European markets also made solid gains — Germany's Dax gained almost 2% — and have been far more resilient recently, having shed less than 1% last week; cue much gnashing of teeth in the White House.
Gold briefly popped above $US3,000 for the first time, before easing back as profit takers found some willing buyers at that level from beaten up investors fleeing equities.
Despite and International Energy Agency report forecasting oil supply would exceed demand by around 600,000 barrels/day this year, crudes prices still rose as traders bet that there wouldn't be a quick resolution to the conflict in Ukraine.
The US dollar was stronger against a number of currencies, but not the Euro, nor the Aussie dollar which battled back above 63 US cents.
By Stephen Letts
Good morning and welcome to another week on the ABC markets and finance blog.
Stephen Letts from ABC business team limbering up for a blow-by-blow coverage of the day's events, where every post is hopefully a winner, but none should be construed as financial advice.
In short, it looks like a promising start to the week — ASX futures point to a 1.1% rise on opening after Wall Street rebounded sharply on Friday night.
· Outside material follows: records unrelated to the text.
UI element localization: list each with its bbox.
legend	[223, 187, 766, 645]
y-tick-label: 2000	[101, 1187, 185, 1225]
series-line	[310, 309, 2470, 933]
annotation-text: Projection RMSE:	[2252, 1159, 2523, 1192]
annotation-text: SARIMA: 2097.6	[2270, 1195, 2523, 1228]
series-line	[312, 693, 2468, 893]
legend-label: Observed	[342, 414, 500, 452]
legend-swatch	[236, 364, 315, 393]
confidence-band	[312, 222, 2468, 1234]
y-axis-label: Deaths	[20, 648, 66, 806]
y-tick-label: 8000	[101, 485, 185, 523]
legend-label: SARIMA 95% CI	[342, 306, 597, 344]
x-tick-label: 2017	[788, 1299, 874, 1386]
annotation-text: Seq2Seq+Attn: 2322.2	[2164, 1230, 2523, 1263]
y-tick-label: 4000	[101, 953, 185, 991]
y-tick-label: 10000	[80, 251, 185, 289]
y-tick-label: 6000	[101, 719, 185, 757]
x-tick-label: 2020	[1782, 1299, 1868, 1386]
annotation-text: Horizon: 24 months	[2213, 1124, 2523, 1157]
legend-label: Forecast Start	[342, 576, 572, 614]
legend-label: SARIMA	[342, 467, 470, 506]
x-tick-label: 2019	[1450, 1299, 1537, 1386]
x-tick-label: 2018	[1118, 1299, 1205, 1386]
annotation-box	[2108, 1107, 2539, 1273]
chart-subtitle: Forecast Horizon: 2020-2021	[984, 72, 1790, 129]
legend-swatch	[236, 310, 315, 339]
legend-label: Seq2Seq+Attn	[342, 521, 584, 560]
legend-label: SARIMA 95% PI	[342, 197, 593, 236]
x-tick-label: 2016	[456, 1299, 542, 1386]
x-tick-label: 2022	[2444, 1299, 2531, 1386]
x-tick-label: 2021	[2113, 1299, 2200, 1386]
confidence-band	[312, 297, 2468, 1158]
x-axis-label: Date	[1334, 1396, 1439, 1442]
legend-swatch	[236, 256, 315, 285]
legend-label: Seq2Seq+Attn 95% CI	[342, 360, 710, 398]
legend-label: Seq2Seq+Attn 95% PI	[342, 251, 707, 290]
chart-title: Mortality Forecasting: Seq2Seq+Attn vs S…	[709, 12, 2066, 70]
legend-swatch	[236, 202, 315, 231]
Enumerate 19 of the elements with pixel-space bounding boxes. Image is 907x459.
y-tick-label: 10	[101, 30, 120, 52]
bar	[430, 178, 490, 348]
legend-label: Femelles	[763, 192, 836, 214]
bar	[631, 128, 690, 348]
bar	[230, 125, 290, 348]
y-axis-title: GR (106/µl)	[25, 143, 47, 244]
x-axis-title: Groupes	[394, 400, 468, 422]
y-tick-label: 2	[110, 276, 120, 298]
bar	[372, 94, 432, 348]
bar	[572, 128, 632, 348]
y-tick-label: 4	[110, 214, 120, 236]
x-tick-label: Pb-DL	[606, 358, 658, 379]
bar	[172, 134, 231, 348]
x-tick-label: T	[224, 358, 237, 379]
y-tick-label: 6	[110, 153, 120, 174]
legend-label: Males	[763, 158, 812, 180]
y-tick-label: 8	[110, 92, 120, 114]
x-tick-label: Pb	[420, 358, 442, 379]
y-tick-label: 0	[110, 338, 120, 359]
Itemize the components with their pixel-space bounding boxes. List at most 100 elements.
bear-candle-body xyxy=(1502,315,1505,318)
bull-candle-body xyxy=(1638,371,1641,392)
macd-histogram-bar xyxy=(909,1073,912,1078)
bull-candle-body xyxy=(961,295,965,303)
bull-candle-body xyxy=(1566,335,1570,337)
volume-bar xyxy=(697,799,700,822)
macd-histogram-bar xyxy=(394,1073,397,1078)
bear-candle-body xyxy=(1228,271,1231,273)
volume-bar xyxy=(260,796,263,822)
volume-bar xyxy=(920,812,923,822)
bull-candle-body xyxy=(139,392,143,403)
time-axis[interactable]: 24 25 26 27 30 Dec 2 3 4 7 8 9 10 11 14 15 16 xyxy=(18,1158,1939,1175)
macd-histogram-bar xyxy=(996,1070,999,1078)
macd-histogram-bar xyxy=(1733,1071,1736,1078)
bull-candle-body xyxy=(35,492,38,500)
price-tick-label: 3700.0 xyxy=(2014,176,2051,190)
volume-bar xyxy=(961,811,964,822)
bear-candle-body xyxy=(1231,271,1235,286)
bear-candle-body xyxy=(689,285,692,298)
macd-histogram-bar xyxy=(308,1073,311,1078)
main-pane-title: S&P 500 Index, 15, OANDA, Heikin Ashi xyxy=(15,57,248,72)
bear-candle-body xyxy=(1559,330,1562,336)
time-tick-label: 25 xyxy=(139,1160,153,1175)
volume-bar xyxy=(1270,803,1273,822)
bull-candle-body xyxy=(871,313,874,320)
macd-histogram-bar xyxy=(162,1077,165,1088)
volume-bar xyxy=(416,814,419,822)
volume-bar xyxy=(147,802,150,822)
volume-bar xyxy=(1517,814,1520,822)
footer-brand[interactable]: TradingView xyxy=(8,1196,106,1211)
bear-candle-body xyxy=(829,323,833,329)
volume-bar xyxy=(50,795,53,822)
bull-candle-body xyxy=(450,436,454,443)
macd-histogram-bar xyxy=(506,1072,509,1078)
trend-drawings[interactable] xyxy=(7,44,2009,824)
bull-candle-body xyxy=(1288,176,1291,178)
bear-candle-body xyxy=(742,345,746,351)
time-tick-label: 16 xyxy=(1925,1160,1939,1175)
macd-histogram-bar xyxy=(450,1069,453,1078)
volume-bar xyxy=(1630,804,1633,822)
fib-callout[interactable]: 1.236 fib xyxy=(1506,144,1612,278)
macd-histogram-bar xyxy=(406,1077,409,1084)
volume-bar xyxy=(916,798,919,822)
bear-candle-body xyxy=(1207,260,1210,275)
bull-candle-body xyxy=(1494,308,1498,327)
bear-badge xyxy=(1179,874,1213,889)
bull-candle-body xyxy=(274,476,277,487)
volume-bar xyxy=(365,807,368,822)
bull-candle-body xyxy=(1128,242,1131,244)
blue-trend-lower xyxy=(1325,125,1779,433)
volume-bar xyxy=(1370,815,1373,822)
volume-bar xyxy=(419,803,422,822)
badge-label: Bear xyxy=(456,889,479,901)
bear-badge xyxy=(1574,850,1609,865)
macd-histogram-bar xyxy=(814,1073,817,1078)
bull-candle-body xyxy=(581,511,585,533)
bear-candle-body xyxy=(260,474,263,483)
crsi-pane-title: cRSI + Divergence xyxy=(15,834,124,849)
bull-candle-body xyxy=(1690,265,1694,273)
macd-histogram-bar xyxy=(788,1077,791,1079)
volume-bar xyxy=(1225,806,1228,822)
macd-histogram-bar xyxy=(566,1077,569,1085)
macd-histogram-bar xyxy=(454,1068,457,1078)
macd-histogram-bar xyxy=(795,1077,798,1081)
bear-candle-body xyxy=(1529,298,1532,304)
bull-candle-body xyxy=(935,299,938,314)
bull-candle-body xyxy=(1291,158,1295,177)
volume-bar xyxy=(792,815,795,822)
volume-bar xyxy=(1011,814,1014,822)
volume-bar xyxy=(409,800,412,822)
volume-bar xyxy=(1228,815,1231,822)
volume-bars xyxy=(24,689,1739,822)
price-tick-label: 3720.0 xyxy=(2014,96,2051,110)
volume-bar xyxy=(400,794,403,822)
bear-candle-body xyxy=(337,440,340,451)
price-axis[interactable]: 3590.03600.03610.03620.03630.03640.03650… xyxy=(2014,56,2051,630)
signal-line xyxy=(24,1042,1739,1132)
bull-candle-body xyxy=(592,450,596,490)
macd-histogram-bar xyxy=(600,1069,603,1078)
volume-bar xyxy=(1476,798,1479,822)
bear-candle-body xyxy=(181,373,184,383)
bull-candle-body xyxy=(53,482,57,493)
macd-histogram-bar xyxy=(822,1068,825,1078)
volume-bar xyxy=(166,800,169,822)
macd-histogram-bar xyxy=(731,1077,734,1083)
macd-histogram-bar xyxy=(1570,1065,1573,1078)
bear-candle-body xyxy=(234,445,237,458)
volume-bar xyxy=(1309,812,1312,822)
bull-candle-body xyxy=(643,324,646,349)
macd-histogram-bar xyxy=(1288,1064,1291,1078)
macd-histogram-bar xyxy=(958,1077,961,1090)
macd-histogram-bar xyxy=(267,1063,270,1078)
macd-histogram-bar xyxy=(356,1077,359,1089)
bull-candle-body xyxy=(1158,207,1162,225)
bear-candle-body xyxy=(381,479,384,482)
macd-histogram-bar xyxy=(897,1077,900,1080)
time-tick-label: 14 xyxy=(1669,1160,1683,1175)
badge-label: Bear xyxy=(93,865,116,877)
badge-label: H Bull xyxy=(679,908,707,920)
The focus of the day will be the Chinese economy with the big monthly data drop — retail sales, industrial production and fixed asset investment data (a proxy for infrastructure investment) all to be released around lunchtime.
But of more interest will be a joint Chinese central bank (PBoC) and finance ministry media conference later today about measures being introduced to boost consumption.
As always, the game's afoot, so let's get blogging.